Recipe for-loops#

A for-loop is a mechanism for repeating a workflow over a list of parameter values. For example, you may want to run the same sequence of operations on a list of images, or a list of measurement sets.

This can be specified in one of two ways:

my-recipe:
    for_loop:
        var: foo
        over: [a, b, c]
    steps:
        step1:
            cab: my-cab
            params:
                bar: =recipe.foo

This tells Stimela to run the recipe three times, setting the variable foo to “a”, “b” and “c” respectively. Substitutions and formulas can then be employed inside the step definitions to alter the workflow based on the value of foo.

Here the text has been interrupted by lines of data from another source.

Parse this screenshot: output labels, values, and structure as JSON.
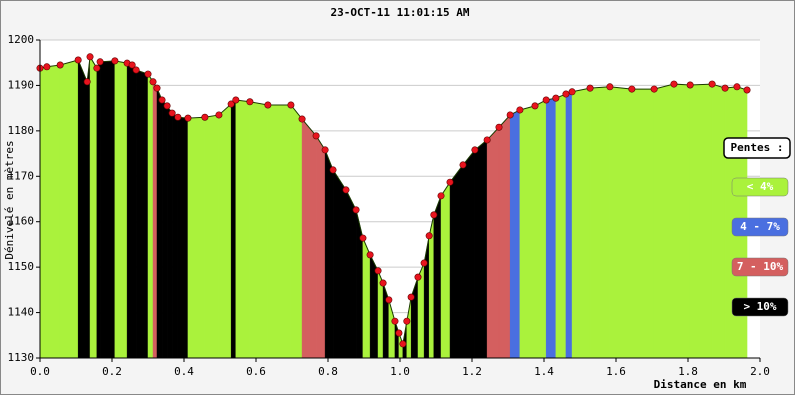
{
  "chart_data": {
    "type": "area",
    "title": "23-OCT-11 11:01:15 AM",
    "xlabel": "Distance en km",
    "ylabel": "Dénivelé en mètres",
    "x": [
      0.0,
      0.019,
      0.056,
      0.106,
      0.131,
      0.139,
      0.158,
      0.167,
      0.208,
      0.242,
      0.256,
      0.267,
      0.3,
      0.314,
      0.325,
      0.339,
      0.353,
      0.367,
      0.383,
      0.411,
      0.458,
      0.497,
      0.531,
      0.544,
      0.583,
      0.633,
      0.697,
      0.728,
      0.767,
      0.792,
      0.814,
      0.85,
      0.878,
      0.897,
      0.917,
      0.939,
      0.953,
      0.969,
      0.986,
      0.997,
      1.008,
      1.019,
      1.031,
      1.05,
      1.067,
      1.081,
      1.094,
      1.114,
      1.139,
      1.175,
      1.208,
      1.242,
      1.275,
      1.306,
      1.333,
      1.375,
      1.406,
      1.433,
      1.461,
      1.478,
      1.528,
      1.583,
      1.644,
      1.706,
      1.761,
      1.806,
      1.867,
      1.903,
      1.936,
      1.964
    ],
    "y": [
      1193.8,
      1194.1,
      1194.5,
      1195.6,
      1190.8,
      1196.3,
      1193.8,
      1195.2,
      1195.4,
      1194.9,
      1194.5,
      1193.4,
      1192.5,
      1190.8,
      1189.4,
      1186.8,
      1185.5,
      1183.9,
      1183.0,
      1182.8,
      1183.0,
      1183.5,
      1185.9,
      1186.8,
      1186.4,
      1185.7,
      1185.7,
      1182.6,
      1178.9,
      1175.8,
      1171.4,
      1167.0,
      1162.6,
      1156.4,
      1152.7,
      1149.2,
      1146.5,
      1142.8,
      1138.1,
      1135.5,
      1133.1,
      1138.1,
      1143.4,
      1147.8,
      1150.9,
      1156.9,
      1161.5,
      1165.7,
      1168.7,
      1172.5,
      1175.8,
      1178.0,
      1180.8,
      1183.5,
      1184.6,
      1185.5,
      1186.8,
      1187.2,
      1188.1,
      1188.6,
      1189.4,
      1189.7,
      1189.2,
      1189.2,
      1190.3,
      1190.1,
      1190.3,
      1189.4,
      1189.7,
      1189.0
    ],
    "segment_class": [
      0,
      0,
      0,
      3,
      3,
      0,
      3,
      3,
      0,
      3,
      3,
      3,
      0,
      2,
      3,
      3,
      3,
      3,
      3,
      0,
      0,
      0,
      3,
      0,
      0,
      0,
      0,
      2,
      2,
      3,
      3,
      3,
      3,
      0,
      3,
      0,
      3,
      0,
      3,
      0,
      3,
      0,
      3,
      0,
      3,
      0,
      3,
      0,
      3,
      3,
      3,
      2,
      2,
      1,
      0,
      0,
      1,
      0,
      1,
      0,
      0,
      0,
      0,
      0,
      0,
      0,
      0,
      0,
      0
    ],
    "legend": {
      "title": "Pentes :",
      "entries": [
        {
          "label": "< 4%",
          "color": "#aaf23c"
        },
        {
          "label": "4 - 7%",
          "color": "#4a6fe0"
        },
        {
          "label": "7 - 10%",
          "color": "#d45f5f"
        },
        {
          "label": "> 10%",
          "color": "#000000"
        }
      ]
    },
    "line_color": "#1a3a00",
    "marker_color": "#e8141e",
    "xlim": [
      0,
      2.0
    ],
    "ylim": [
      1130,
      1200
    ],
    "xticks": [
      {
        "value": 0,
        "label": "0.0"
      },
      0.2,
      0.4,
      0.6,
      0.8,
      {
        "value": 1,
        "label": "1.0"
      },
      1.2,
      1.4,
      1.6,
      1.8,
      {
        "value": 2,
        "label": "2.0"
      }
    ],
    "yticks": [
      1130,
      1140,
      1150,
      1160,
      1170,
      1180,
      1190,
      1200
    ],
    "grid": true
  }
}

In the second form, the list of values to be iterated over is an input to the recipe:

my-recipe:
    inputs:
        image-list: List[File]
    for_loop:
        var: image
        over: image-list
    steps:
        step1:
            cab: my-cab
            params:
                img: =recipe.image

Looping sub-recipes#

Note that loops are all-or-nothing, i.e. the entire recipe is treated as a loop. If you only need to loop a particular series of steps, you can do this by defining a sub-recipe. Here’s a notional example:

loop-recipe:
    info: "this runs an operation over a list of images"
    inputs:
        image-list: List[File]
    for_loop:
        var: image
        over: image-list
    steps:
        step1:
            cab: my-cab
            params:
                img: =recipe.image

main-recipe:
    info: "this is the top-level recipe"
    steps:
        a:
            info:
                this step gets a list of images from somewhere.
                The get-image-list cab has an output called "image_list"
            cab: get-image-list
        b:
            info:
                this step runs "loop-recipe" over the list of images
                returned by the previous step
            recipe: loop-recipe
            params:
                image-list: =steps.a.image_list

Scattering and concurrency#

You can also tell Stimela to scatter a loop over a number of worker processes, and execute them in parallel:

my-recipe:
    for_loop:
        var: image
        over: image-list
        scatter: 16

This will run up to 16 iterations of the loop concurrently. Use scatter: -1 to run all iterations concurrently. Single-node users beware, this is an easy way to overload a node! However, with the Kubernetes backend or the Slurm backend wrapper, this can very effectively leverage a cluster.

Accumulating loop outputs#

Occasionally, you’ll want your for-loop recipe to return an output that consists of a list of values from each iteration. To do this, you need to (a) formally declare the output in the recipe schema with a dtype of List[T], where T is the correct element type, and (b) specify how the element values are computed. The latter is done by adding an output_elements clause to the loop definition. This specifies how the elements are evaluated, using Substitutions and formulas. The results are accumulated into a list and assigned to the corresponding recipe output:

my-recipe:
    inputs:
        image-list: List[File]
    outputs:
        images:
            dtype: List[File]
            info: "list of output images produced by each iteration"
        scores:
            dtype: List[float]
            info: "list of metrics from each iteration, rescaled by 2"
    for_loop:
        var: image
        over: image-list
        output_elements:
            images: =steps.process.output-img
            scores: =steps.evaluate.metric * 2
    steps:
        process:
            cab: process-image
            params:
                img: =recipe.image
        evaluate:
            cab: evaluate-metric
            params:
                img: =steps.process.output-img

This also works with scattered loops – results are collected in the original iteration order regardless of which worker completes first.